Sous réserve d’une interruption ou d’une suspension, ces actions sont prescrites. De la sorte, aucune déclaration n’est requise pour le vendre sauf à informer expressément l’acquéreur de ces considérations.

Cela ne vous dispense pour autant de chercher à régulariser juridiquement cette construction si elle était soumise à une formalité à l’époque (déclaration préalable ou permis de construire), ou encore si vous ou votre acquéreur envisagent de réaliser des travaux dessus.

Sous réserve de leur conformité aux dispositions d’urbanisme qui sont aujourd’hui en vigueur, une autorisation d’urbanisme pour la réalisation de nouveaux travaux portant sur ce cabanon peut être obtenue sans que l’irrégularité de ce dernier ne puisse y faire obstacle.

L’article L.421-9 du code de l’urbanisme fixe en effet un délai de dix ans à compter de l’achèvement des constructions irrégulières au-delà duquel l’autorité compétente ne peut plus fonder sur cette seule irrégularité un refus opposé à une demande d’autorisation d’urbanisme.

Ce délai de dix ans étant aujourd’hui prescrit s’agissant de votre cabanon, ces dispositions ont vocation à s’appliquer.

Néanmoins, les constructions irrégulières qui auraient dû faire l’objet d’un permis de construire sont explicitement exclues du champ d’application de ces dispositions.

Ainsi, dans l’hypothèse où la construction du cabanon relevait du régime du permis de construire, la réalisation de tous nouveaux travaux impliquera, outre leur autorisation, la régularisation de l’existant.

En synthèse : compte tenu de ce qui précède, aucune déclaration ou régularisation du cabanon n’est nécessaire avant de procéder à sa vente, ceci compte tenu de son ancienneté et de la prescription des différents recours judiciaires qui étaient susceptibles d’être exercés pour faire sanctionner cette irrégularité.

Également, des travaux sur ce cabanon pourront être réalisés sans que cette irrégularité n’y fasse obstacle, sauf dans le cas où un permis de construire était nécessaire pour sa construction.

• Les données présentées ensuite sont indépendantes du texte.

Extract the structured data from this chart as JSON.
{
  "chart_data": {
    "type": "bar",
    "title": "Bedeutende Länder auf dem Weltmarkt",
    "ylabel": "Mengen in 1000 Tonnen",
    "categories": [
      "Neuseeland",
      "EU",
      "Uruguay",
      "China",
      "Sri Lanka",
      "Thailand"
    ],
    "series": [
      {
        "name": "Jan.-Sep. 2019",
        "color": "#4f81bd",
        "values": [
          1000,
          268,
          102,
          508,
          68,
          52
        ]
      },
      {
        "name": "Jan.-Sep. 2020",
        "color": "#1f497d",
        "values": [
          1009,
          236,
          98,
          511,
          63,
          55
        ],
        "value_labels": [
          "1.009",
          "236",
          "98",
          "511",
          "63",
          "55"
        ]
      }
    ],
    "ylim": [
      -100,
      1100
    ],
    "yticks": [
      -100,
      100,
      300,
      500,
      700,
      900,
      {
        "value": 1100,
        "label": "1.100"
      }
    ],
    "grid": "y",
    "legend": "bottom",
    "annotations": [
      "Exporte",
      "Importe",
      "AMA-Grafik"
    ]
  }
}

Dans ce cas il sera indispensable de régulariser la construction dans son ensemble.

Sur le plan fiscal

Toute construction, régulière ou non, est soumise au paiement de ou des taxes exigibles en matière d’urbanisme.

S’agissant des taxes exigibles avant la réforme de 2012, celles-ci étaient dans leur ensemble assises et recouvrées selon les modalités fixées par l’article L.274 A du livre des procédures fiscales, lequel prévoit que l’action en recouvrement de l’administration s’exerce jusqu’à l’expiration de la quatrième année suivant le fait générateur desdites taxes.

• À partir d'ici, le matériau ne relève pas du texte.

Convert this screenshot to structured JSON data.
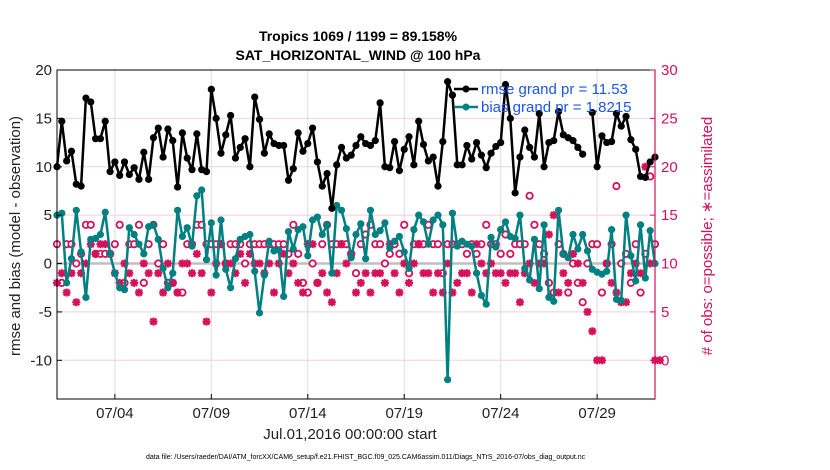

Néanmoins, s’agissant de constructions réalisées sans autorisation d’urbanisme, le Conseil d’Etat a jugé que le fait générateur à compter duquel l’administration fiscale est susceptible de procéder aux recouvrements des taxes exigibles est constitué par l’achèvement desdits travaux (Conseil d’Etat, 23 juin 1986, n° 60250, publié au Lebon).

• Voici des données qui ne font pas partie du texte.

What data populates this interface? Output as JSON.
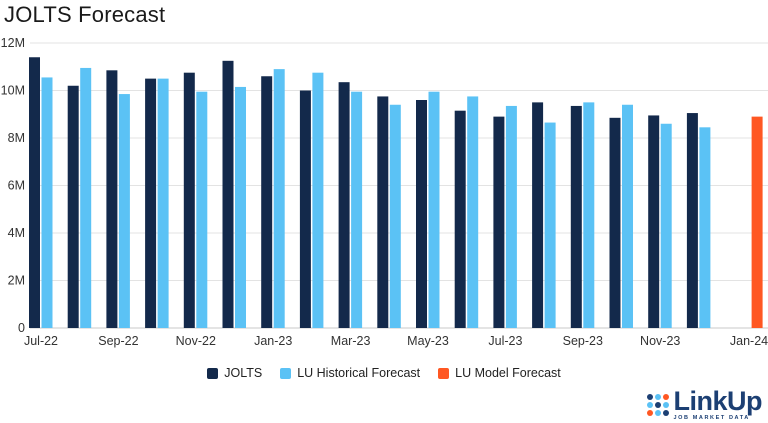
{
  "chart_data": {
    "type": "bar",
    "title": "JOLTS Forecast",
    "xlabel": "",
    "ylabel": "",
    "ylim": [
      0,
      12
    ],
    "yticks": [
      "0",
      "2M",
      "4M",
      "6M",
      "8M",
      "10M",
      "12M"
    ],
    "ytick_values": [
      0,
      2,
      4,
      6,
      8,
      10,
      12
    ],
    "value_unit": "millions",
    "categories": [
      "Jul-22",
      "Aug-22",
      "Sep-22",
      "Oct-22",
      "Nov-22",
      "Dec-22",
      "Jan-23",
      "Feb-23",
      "Mar-23",
      "Apr-23",
      "May-23",
      "Jun-23",
      "Jul-23",
      "Aug-23",
      "Sep-23",
      "Oct-23",
      "Nov-23",
      "Dec-23",
      "Jan-24"
    ],
    "xtick_labels": [
      "Jul-22",
      "Sep-22",
      "Nov-22",
      "Jan-23",
      "Mar-23",
      "May-23",
      "Jul-23",
      "Sep-23",
      "Nov-23",
      "Jan-24"
    ],
    "series": [
      {
        "name": "JOLTS",
        "color": "#13294b",
        "values": [
          11.4,
          10.2,
          10.85,
          10.5,
          10.75,
          11.25,
          10.6,
          10.0,
          10.35,
          9.75,
          9.6,
          9.15,
          8.9,
          9.5,
          9.35,
          8.85,
          8.95,
          9.05,
          null
        ]
      },
      {
        "name": "LU Historical Forecast",
        "color": "#5bc2f5",
        "values": [
          10.55,
          10.95,
          9.85,
          10.5,
          9.95,
          10.15,
          10.9,
          10.75,
          9.95,
          9.4,
          9.95,
          9.75,
          9.35,
          8.65,
          9.5,
          9.4,
          8.6,
          8.45,
          null
        ]
      },
      {
        "name": "LU Model Forecast",
        "color": "#ff5722",
        "values": [
          null,
          null,
          null,
          null,
          null,
          null,
          null,
          null,
          null,
          null,
          null,
          null,
          null,
          null,
          null,
          null,
          null,
          null,
          8.9
        ]
      }
    ],
    "grid": true,
    "legend_position": "bottom-center"
  },
  "logo": {
    "text": "LinkUp",
    "subtext": "JOB MARKET DATA",
    "dot_colors": [
      "#1c3f73",
      "#5bc2f5",
      "#ff5722",
      "#5bc2f5",
      "#1c3f73",
      "#5bc2f5",
      "#ff5722",
      "#5bc2f5",
      "#1c3f73"
    ]
  }
}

Votre cabanon ayant été construit il y a plus de trente ans, le délai dans lequel l’administration pouvait procéder aux recouvrements des taxes d’urbanisme exigibles est aujourd’hui prescrit. Aucune déclaration n’est donc nécessaire à ce titre.

S’agissant de la taxe d’habitation celle-ci n’est exigible que pour les seuls locaux visés par le I de l’article 1407 du code général des impôts, c’est-à-dire « les résidences secondaires et autres locaux meublés non affectés à l’habitation principale »

Si le cabanon dispose de l’eau et de l’électricité, il n’apparait pas pour autant que celui-ci constitue, de ce seul chef, un local soumis à la taxe d’habitation.

En synthèse : l’irrégularité urbanistique de la construction n’empêche pas l’administration fiscale de recouvrir un ou plusieurs taxes, sous réserve des différentes prescriptions.